Hyperbilirubinaemia (bilirubin >51.3 μmol/L) alone is not indicative of severe malaria, and the immune response underlying hyperbilirubinaemia remains largely unexplored. Liver damage associated with hyperbilirubinaemia may alter the expression of hepcidin, which regulates systemic iron by degrading ferroportin. For this study, the association between hepcidin and the levels of cytokines and chemokines in the serum of individuals with mild and severe vivax malaria and subjects with malaria with isolated hyperbilirubinaemia was evaluated.
Cytokines/chemokines and hepcidin were measured in individuals with mild (n = 72) and severe (n = 17) vivax malaria, as well as in the serum of subjects with vivax malaria with isolated hyperbilirubinaemia (n = 14) from the Brazilian Amazon between 2009 and 2013 by multiplex assay and ELISA, respectively. The polymorphism 744 G > T in the ferroportin gene was identified by restriction fragment-length polymorphism analysis and the restriction enzyme PvuII.
The polymorphism at position 744 G > T in the ferroportin gene was typed and no differences in the distributions of genotypes or alleles were observed between the study groups. Subjects with severe malaria had higher levels of interleukin (IL)-2 and IL-13 than subjects with hyperbilirubinaemia. No differences in the expression of immune markers were observed between subjects with mild malaria and those with hyperbilirubinaemia. However, hepcidin levels were higher in individuals with severe malaria and hyperbilirubinaemia than those with mild malaria (p = 0.0002 and p = 0.0004, respectively) and cut-off values of hepcidin differentiated these groups from subjects with mild malaria. Hepcidin was positively associated with IL-6 and IL-10 levels and with parasitaemia in subjects with mild malaria and with IFN-γ in subjects with severe malaria.

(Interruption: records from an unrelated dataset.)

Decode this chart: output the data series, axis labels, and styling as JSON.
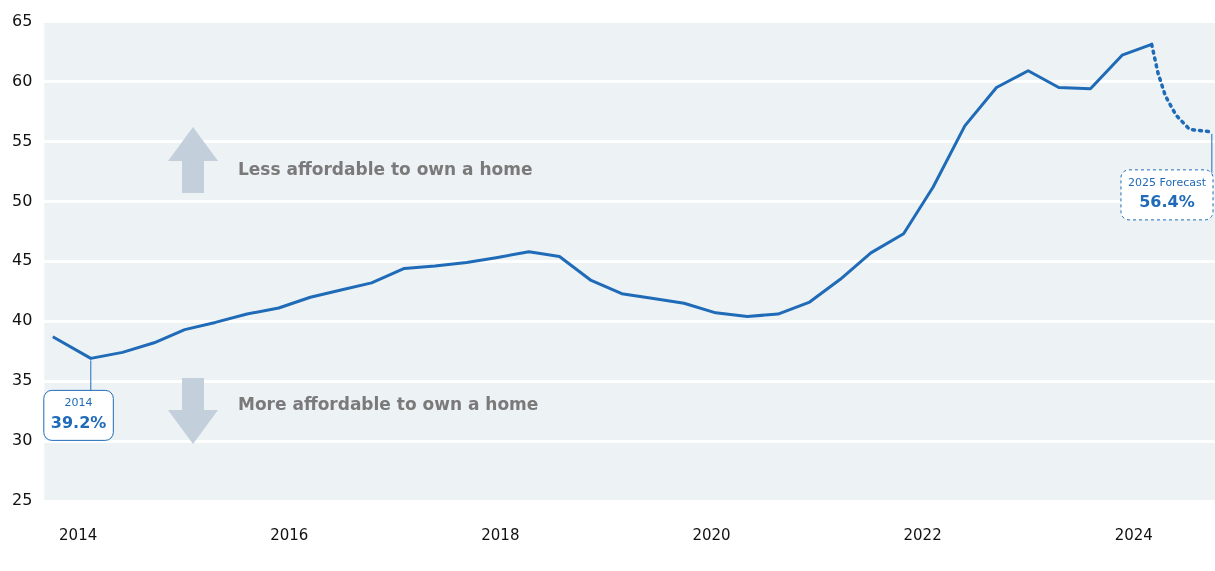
{
  "chart_data": {
    "type": "line",
    "xlim": [
      2013.68,
      2024.77
    ],
    "xticks": [
      2014,
      2016,
      2018,
      2020,
      2022,
      2024
    ],
    "ylim": [
      25,
      65
    ],
    "yticks": [
      25,
      30,
      35,
      40,
      45,
      50,
      55,
      60,
      65
    ],
    "grid": "y",
    "legend": false,
    "marker": "none",
    "series": [
      {
        "color": "#1f6bb8",
        "line_style": "solid",
        "x": [
          2013.76,
          2014.12,
          2014.42,
          2014.72,
          2015.01,
          2015.3,
          2015.6,
          2015.9,
          2016.2,
          2016.49,
          2016.78,
          2017.09,
          2017.38,
          2017.68,
          2017.96,
          2018.27,
          2018.56,
          2018.86,
          2019.15,
          2019.45,
          2019.74,
          2020.04,
          2020.34,
          2020.63,
          2020.93,
          2021.22,
          2021.51,
          2021.82,
          2022.1,
          2022.4,
          2022.7,
          2023.0,
          2023.29,
          2023.59,
          2023.89,
          2024.17
        ],
        "values": [
          38.7,
          36.9,
          37.4,
          38.2,
          39.3,
          39.9,
          40.6,
          41.1,
          42.0,
          42.6,
          43.2,
          44.4,
          44.6,
          44.9,
          45.3,
          45.8,
          45.4,
          43.4,
          42.3,
          41.9,
          41.5,
          40.7,
          40.4,
          40.6,
          41.6,
          43.5,
          45.7,
          47.3,
          51.2,
          56.3,
          59.5,
          60.9,
          59.5,
          59.4,
          62.2,
          63.1
        ]
      },
      {
        "color": "#1f6bb8",
        "line_style": "dotted",
        "x": [
          2024.17,
          2024.23,
          2024.3,
          2024.4,
          2024.53,
          2024.74
        ],
        "values": [
          63.1,
          60.7,
          58.8,
          57.2,
          56.0,
          55.8
        ]
      }
    ],
    "annotations": [
      {
        "text": "2014\n39.2%",
        "x": 2014.12,
        "y": 36.9
      },
      {
        "text": "2025 Forecast\n56.4%",
        "x": 2024.74,
        "y": 55.8
      },
      "Less affordable to own a home",
      "More affordable to own a home"
    ]
  }
}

Malaria in the presence of hyperbilirubinaemia produces a less robust inflammatory response compared to severe cases of malaria. Hepcidin levels are positively associated with immune markers in vivax malaria outcomes.
单纯高胆红素血症(胆红素>51.3μmol/L)并不表明患有重症疟疾,高胆红素血症背后的免疫反应在很大程度上仍未得到探索。与高胆红素血症相关的肝损伤可能会改变铁调素的表达,铁调素通过降解铁转运蛋白来调节全身铁代谢。在本研究中,评估了铁调素与间日疟轻症和重症患者以及单纯高胆红素血症疟疾患者血清中细胞因子和趋化因子水平之间的关联。
2009年至2013年期间,分别通过多重检测和酶联免疫吸附测定法,对来自巴西亚马逊地区的72例间日疟轻症患者、17例间日疟重症患者以及14例单纯高胆红素血症间日疟患者血清中的细胞因子/趋化因子和铁调素进行了检测。通过限制性片段长度多态性分析和限制性内切酶PvuII鉴定铁转运蛋白基因中的744G>T多态性。
对铁转运蛋白基因中744G>T位点的多态性进行了分型,各研究组之间在基因型或等位基因分布上未观察到差异。重症疟疾患者的白细胞介素(IL)-2和IL-13水平高于高胆红素血症患者。轻症疟疾患者与高胆红素血症患者之间在免疫标志物表达上未观察到差异。然而,重症疟疾和高胆红素血症患者的铁调素水平高于轻症疟疾患者(分别为p = 0.0002和p = 0.0004),铁调素的临界值将这些组与轻症疟疾患者区分开来。在轻症疟疾患者中,铁调素与IL-6和IL-10水平以及寄生虫血症呈正相关,在重症疟疾患者中与干扰素-γ呈正相关。
与重症疟疾病例相比,存在高胆红素血症的疟疾产生的炎症反应较弱。在间日疟疾病转归中,铁调素水平与免疫标志物呈正相关。